The innovative character of the technique "4D-Scanning TEM" (4D-STEM) arises from the simultaneous availability of data in real and diffraction space. The technique has been put into practice by the introduction of ultrafast cameras to TEM delivering many thousands of images per second, partly pioneered by our group. The data itself is interesting in many respects being at the heart of fundamental physics, nanoscience, organic chemistry and structural biology. It especially enables

  • Super-resolution. The resolution of microscopes is usually fundamentally limited by its optics, i.e. the quality of the lenses and apertures used. A famous resolution limit for coherent imaging is the Abbe limit λ/sin(θ) with the electron wavelength λ and the maximum scattering angle used for image formation θ. Incoherent image formation reaches a factor of 2 better resolution, even.
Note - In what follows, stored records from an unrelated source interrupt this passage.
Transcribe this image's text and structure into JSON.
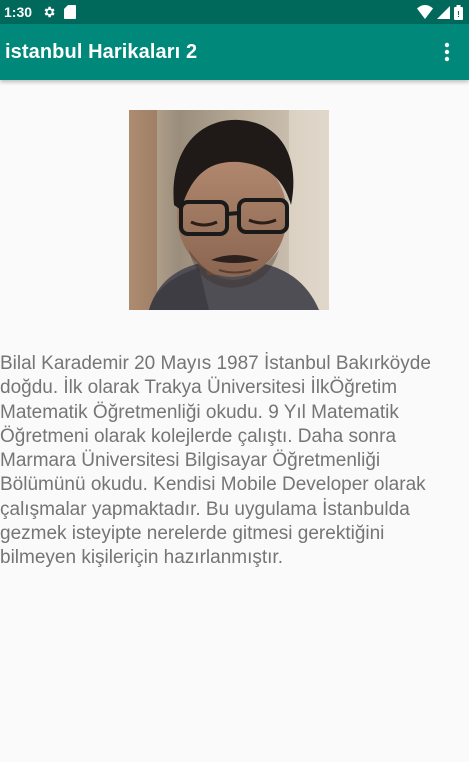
{
  "status_bar": {
    "time": "1:30",
    "icons": [
      "gear-icon",
      "sd-card-icon",
      "wifi-icon",
      "signal-icon",
      "battery-icon"
    ]
  },
  "app_bar": {
    "title": "istanbul Harikaları 2",
    "overflow_icon": "more-vert-icon",
    "color": "#00897b",
    "status_color": "#00695c"
  },
  "profile": {
    "photo": "portrait-photo"
  },
  "bio": {
    "text": "Bilal Karademir 20 Mayıs 1987 İstanbul Bakırköyde doğdu. İlk olarak Trakya Üniversitesi İlkÖğretim Matematik Öğretmenliği okudu. 9 Yıl Matematik Öğretmeni olarak kolejlerde çalıştı. Daha sonra Marmara Üniversitesi Bilgisayar Öğretmenliği Bölümünü okudu. Kendisi Mobile Developer olarak çalışmalar yapmaktadır. Bu uygulama İstanbulda gezmek isteyipte nerelerde gitmesi gerektiğini bilmeyen kişileriçin hazırlanmıştır."
  }
}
However, although electron wavelengths are as small as 2 pm, the direct resolution of electron microcopes is limited to ≈50 pm, because θ needs to be kept small due to unavoidable lens aberrations. By applying so-called ptychographic methods to 4D-STEM data, the spatial resolution is henceforth only limited by the thermal vibration amplitude of the atoms (Chen et al., Science 372, 826-831).
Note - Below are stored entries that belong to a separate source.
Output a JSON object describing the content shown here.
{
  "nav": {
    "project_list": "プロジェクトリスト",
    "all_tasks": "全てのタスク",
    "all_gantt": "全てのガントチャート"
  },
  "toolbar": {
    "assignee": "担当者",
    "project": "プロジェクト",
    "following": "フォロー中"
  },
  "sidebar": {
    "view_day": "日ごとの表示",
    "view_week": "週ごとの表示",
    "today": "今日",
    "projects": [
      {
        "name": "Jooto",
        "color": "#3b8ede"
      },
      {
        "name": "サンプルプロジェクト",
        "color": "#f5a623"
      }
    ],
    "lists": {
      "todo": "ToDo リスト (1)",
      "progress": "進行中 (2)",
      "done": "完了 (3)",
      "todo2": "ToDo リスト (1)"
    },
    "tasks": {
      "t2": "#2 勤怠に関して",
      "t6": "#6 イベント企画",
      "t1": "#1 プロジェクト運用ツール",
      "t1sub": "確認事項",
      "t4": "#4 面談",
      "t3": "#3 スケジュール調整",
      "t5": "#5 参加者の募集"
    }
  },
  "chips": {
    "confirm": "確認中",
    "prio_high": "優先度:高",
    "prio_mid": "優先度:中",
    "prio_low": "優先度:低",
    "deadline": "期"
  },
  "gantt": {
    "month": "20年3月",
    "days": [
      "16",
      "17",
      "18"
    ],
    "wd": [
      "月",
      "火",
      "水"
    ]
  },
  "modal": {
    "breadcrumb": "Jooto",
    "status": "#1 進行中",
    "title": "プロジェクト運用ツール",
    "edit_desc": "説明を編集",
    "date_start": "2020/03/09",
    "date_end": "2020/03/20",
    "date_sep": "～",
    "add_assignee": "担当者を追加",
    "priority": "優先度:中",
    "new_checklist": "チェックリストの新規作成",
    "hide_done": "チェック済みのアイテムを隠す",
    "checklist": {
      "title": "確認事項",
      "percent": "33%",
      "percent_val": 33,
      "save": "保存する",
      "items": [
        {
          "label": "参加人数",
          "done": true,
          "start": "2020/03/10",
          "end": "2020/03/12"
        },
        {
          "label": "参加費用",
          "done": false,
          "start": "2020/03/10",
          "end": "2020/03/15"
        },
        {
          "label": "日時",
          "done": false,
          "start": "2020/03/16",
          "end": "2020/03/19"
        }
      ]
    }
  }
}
  • Versatility. Access to the full diffraction pattern allows for ultimate flexibility to form different types of images to visualise different types of specimen information. By defining "virtual" detectors, imaging is nowadays performed via software in the computer rather than directly at the microscope. This includes Z-contrast due to varying chemical composition by evaluating high scattering angles, strain contrast due to crystal lattice distortions by using medium angles, or even the mapping of electric fields inside atoms via advanced schemes, that is, the centre of mass of the diffraction pattern.
  • Dose efficiency. As luck would have it, the 4D data sets are not only capable of mapping chemistry, structure, strain, light elements and electric/magnetic fields - they additionally require only a fraction of the dose during data acquisition. This opens a completely new field for scanning TEM: The investigation of materials and biological matter being very sensitive to electron irradiation. Among these are metal- and covalent organic frameworks (MOFs/COFs), origami DNA, proteins, viruses and cells studied in our group and with cooperation partners from the Cryo-TEM community.
  • Inverse Problem. Recording an image or diffraction pattern is described by the squared modulus of the quantum mechanical electron wave function in the detector plane. Therefore, the phase information is lost entirely in each single recording. Retrieval of the phase information, which carries crucial and in many cases the most interesting information about the specimen, is subject to the so-called inverse problem as one of the most fundamental problems in physics and mathematics. The combination of diffraction and real space information in 4D-STEM transforms phase retrieval from an ill-posed task in a single recording to a well-posed challenge. Suitable algorithms, partly developed in our group, are able to recover the phase even in the presence of multiple scattering, delivering 3D information about thick specimens.